I say that those flights and fares are theoretically available via Chase because I couldn’t actually get through to the payment page on them. I got an error no matter which Avianca flights I tried to choose that day. Hopefully this is a one-off thing.
If you wanted to earn Avianca Gold status from just that flight, you would still be 3,400 to 4,400 miles short of the requirement on Avianca. However, since you also earn 5x on things like seat assignment and lounge access, you could yet bridge the gap with the same flight.
The nice thing is that, while Avianca no longer sells “business class”, they still sell flat bed seats on their 787s. Bogota to Buenos Aires isn’t the only route on which they operate and the price at least varies by route (and I imagine also by date). For instance, the price for a flat bed seat between Bogota and Buenos Aires (in either direction) was $390. I had seen a flight between Bogota and Santiago where flat bed seats could be chosen for $300.

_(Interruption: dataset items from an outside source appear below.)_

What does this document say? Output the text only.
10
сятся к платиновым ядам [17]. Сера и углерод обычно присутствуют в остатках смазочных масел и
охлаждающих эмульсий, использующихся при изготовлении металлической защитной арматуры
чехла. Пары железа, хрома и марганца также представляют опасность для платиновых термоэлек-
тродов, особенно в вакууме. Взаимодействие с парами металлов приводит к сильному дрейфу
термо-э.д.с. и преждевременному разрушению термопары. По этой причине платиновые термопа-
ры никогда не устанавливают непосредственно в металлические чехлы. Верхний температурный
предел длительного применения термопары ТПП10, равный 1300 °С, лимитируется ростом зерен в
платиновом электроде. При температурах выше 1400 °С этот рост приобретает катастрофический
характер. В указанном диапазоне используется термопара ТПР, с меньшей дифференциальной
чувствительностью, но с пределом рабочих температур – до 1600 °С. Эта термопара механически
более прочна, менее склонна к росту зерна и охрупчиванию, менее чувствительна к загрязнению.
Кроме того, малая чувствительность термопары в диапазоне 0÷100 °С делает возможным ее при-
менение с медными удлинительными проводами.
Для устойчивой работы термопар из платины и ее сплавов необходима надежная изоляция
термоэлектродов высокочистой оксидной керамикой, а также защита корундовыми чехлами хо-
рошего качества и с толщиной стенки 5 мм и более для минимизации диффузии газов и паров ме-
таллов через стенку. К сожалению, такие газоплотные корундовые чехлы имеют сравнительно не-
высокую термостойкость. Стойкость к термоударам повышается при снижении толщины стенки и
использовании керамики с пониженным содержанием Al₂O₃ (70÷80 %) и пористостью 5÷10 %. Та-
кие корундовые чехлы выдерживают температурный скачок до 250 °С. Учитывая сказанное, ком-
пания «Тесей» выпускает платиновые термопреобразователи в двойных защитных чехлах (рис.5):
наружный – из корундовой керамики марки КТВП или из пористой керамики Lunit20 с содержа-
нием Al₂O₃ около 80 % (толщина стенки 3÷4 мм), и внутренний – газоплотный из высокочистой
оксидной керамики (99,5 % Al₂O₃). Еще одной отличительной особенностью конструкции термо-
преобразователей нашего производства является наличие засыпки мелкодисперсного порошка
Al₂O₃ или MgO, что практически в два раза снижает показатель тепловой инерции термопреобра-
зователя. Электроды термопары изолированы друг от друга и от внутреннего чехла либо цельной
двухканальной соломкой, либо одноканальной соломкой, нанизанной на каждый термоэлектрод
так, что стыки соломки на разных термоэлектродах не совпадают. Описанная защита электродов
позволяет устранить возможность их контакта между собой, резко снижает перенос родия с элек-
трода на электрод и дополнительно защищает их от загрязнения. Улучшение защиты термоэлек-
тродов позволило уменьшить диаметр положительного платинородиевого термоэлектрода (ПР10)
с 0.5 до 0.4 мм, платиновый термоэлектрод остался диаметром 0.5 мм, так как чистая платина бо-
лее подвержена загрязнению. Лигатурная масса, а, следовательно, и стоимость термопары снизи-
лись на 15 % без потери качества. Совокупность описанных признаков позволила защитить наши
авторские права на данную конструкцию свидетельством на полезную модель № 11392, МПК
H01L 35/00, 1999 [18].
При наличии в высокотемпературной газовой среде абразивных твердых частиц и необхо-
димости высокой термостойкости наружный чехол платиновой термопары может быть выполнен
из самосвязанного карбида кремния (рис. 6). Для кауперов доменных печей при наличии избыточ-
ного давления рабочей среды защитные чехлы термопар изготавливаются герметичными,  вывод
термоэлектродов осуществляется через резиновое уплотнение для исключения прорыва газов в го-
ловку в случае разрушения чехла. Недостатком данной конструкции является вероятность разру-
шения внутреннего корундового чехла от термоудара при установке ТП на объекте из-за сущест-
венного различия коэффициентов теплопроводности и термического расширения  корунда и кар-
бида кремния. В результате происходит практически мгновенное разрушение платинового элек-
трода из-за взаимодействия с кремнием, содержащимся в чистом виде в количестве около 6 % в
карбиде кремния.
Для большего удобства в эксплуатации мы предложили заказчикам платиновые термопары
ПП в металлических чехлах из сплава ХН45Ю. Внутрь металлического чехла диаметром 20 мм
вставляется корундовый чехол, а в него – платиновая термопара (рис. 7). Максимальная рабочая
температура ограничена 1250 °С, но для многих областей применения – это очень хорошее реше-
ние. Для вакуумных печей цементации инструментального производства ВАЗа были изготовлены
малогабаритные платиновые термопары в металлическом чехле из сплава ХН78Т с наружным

You can add enough extras to spend however much you need to fill the gap. For instance, if we assume that earn 7,630 miles on the $1090 base fare, you would be 4,370 miles short. It might be possible to thread the needle on that by purchasing a flat bed seat in both directions for $390, Avianca lounge access in Bogota in both directions for $30, and “Travel Assistance” (which is really travel insurance) for $35. That would come to $875 total, which would theoretically yield 4,375 miles at 5x.
I say theoretically because it seems that the prices above have taxes built in. On the final payment page on Avianca, it shows a breakdown where the cost of ancillaries is only $803.10 before taxes.
If you don’t earn elite-qualifying miles on the taxes, the above flight would still have you a bit short — though you could still spend $150 each way between New York and Bogota for a “premium” seat (one of the first couple of rows) — buying that seat in one direction at $150 should yield more than enough miles (even after taxes are taken out of that cost) to get you over the hump for 12,000 miles earned on Avianca.
In total, the journey above comes to more than $2,000 — or perhaps 83,533.33 Ultimate Rewards points + $875 (or more) spend on those extras (assuming they are available directly from Avianca after purchasing a ticket through Chase, which I don’t know for sure). That’s not cheap. And it’s hard to imagine getting enough value out of Star Alliance Gold status to make that worth a “mileage run”.
On the flip side, if you want to visit Buenos Aires, the above could represent as comfortable a way to get there as any (recognizing that Avianca isn’t reknowned for customer service or its in-flight experience) — and the fact that it could meet the elite status earning requirement for Avianca in a single flight could make it appealing.
When I first set out to write this post, I expected to be able to generate enough miles even more cheaply by utilizing the elite bonuses earned at Red Plus and Silver to reduce the path to Gold. However, I was originally working with outdated elite bonus rates and the incorrect assumption that those elite bonuses would count toward the next level of status (when the chart actually says “base miles”). Still, it’s not hard to accomplish the Avianca requirement with a single flight.
It definitely wouldn’t be worth it to me to “mileage run” Star Alliance Gold status with Avianca, but I find it interesting that a single flight on Avianca plus transfers into its frequent flyer program could yield Star Alliance Gold status. I don’t think that Star Alliance Gold benefits alone would justify taking a trip to South America, but for someone who uses LifeMiles frequently and who is considering a trip to South America, Avianca represents a fairly easy path to Star Alliance Gold status. If that confluence of factors applies to you, it could be worth considering even just for the opportunity to match to some other program down the road — though I wouldn’t go out of my way to fly Avianca for the hope of maybe getting some benefit out of elite status.